Los muertos de la fecundidad
El mecanismo de la memoria nos permite reproducir cómo era la vida y, sobre todo, cómo era el Anata Carnaval.
Sin duda, la pandemia ha trastornado los tiempos de consagración de la vida por el miedo y la incertidumbre. La autodefensa del espíritu apela a la memoria para reforzar nuestro sentido vital y sopesar la precariedad de todo lo que parece caerá sin remedio.
El mecanismo de la memoria nos permite reproducir cómo era la vida y, sobre todo, cómo era el Anata Carnaval. Para ello recurrí a una fotografía donde están mis abuelos y parte de mi familia; en el centro mi abuelo, excombatiente de la Guerra del Chaco y antiguo miembro de la Federación Obrera Local (FOL) de tendencia anarquista y la matriarca, mi abuela, protegiendo entre sus polleras a mi hermano mayor, a su lado mi tío menor, vestido con pantalones cortos y traje. Nosotros todavía no existíamos, pero unas décadas después seríamos testigos de los espléndidos festejos de Carnaval que estaban al comando de mis abuelos, emigrantes rurales de Oruro y Cochabamba que cargaron sus ethos, para armonizar lo ancestral del Anata con el Carnaval occidental.
Los preparativos empezaban el día de Todos Santos, en noviembre, así entendimos que la rememoración de nuestros muertos olvidados y recordados tiene que ver estrechamente con el Anata, el tiempo de jugar, del cuerpo y la fecundidad; por eso la adaptación del pulichinela o pierrot convertido en pepino se entierra en el cementerio y se lo revive en el mismo lugar, para significar el ciclo agrícola vital de la reproducción: muerte y vida, semilla y cosecha.

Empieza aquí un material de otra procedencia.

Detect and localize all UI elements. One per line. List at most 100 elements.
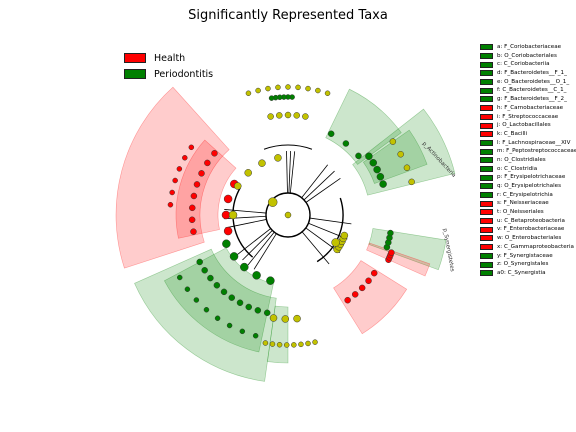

En la ciudad, el Carnaval empezaba viernes, todos los empleados del comercio y públicos cha’llaban sus oficinas; el sábado sucedía lo mismo en los talleres artesanales y en los barrios con emigrantes rurales, estos recorrían las calles con sus tropas munidas de tarkas y moxeños, instrumentos exclusivos de esas fechas porque “sus melodías son alegres y sus timbres ayudan a que las plantas florezcan y den sus frutos”, explicaba mi abuela.
El domingo ingresaba el corso infantil y al mediodía, taypi, centro que divide el día y la noche, se concentraba la multitud festejante en la ex Estación Central para la Entrada de Carnaval. Esta bajaba hasta el centro mismo de la ciudad y se expandía por todos sus alrededores. La clase media y alta entraba en carros alegóricos, adornados profusamente y con atuendos lujosos, las clases populares con vestimenta autóctona para la ocasión, adornadas con flores, duraznos, lúcumas, choclos, repartiendo entre la gente, para rememorar la reciprocidad de los frutos que brinda la Pachamama. Las tropas de pepinos eran enormes y no requeríamos de mucho dinero para incorporarnos a esa ola de alegría; los jóvenes de los barrios populares eran fervientes militantes de esas acciones, sobre todo durante la adolescencia, pero no entendíamos el sustrato profundo de lo que se vivía. Lunes del Jisk’a Anata Carnaval derrochábamos el agua, jugábamos hasta horas de la noche, luego se prohibió y esta forma de cha’llarse entre humanos se acabó.
El martes era el jacha anata uru, el gran día de celebración, donde todo está vivo, desde las herramientas, las casas que tienen su lugar hembra y macho, adornadas con flores, regadas de alcohol, agua y cereales dorados y plateados que simbolizan la luna hembra y el sol macho; el confite y las mixturas para que la Pachamama siempre nos dé abundancia de vida. Esos momentos están sedimentados en el comportamiento de muchos pobladores de Chukiyayu marka, la ciudad india que comparte con todos.
El miércoles, temprano, algunos carnavaleros iban a misa y llegaban con su cruz de ceniza en la frente; luego, inmediatamente, a desplazarse a la zona Sur para el día de campo, a comer comunitariamente, con las manos sin gel ni guantes, el apthapi. Los mayores libaban con cóctel de tumbo (mi favorito porque hice mi primera incursión festiva con este perfumado elixir) y adultos y niños bailaban hasta retornar a la casa y seguir la fiesta. Era fiesta total porque los menores nos quedábamos con los cambios de dinero que el abuelo, frenético como colibrí, se olvidaba.
El sábado y domingo de tentación, en la zona del Cementerio, era —en la ciudad— el remate con los chu’tas. En el área rural, la consagración a la vida y la fecundidad continuaba…
Édgar Arandia Quiroga es artista y antropólogo.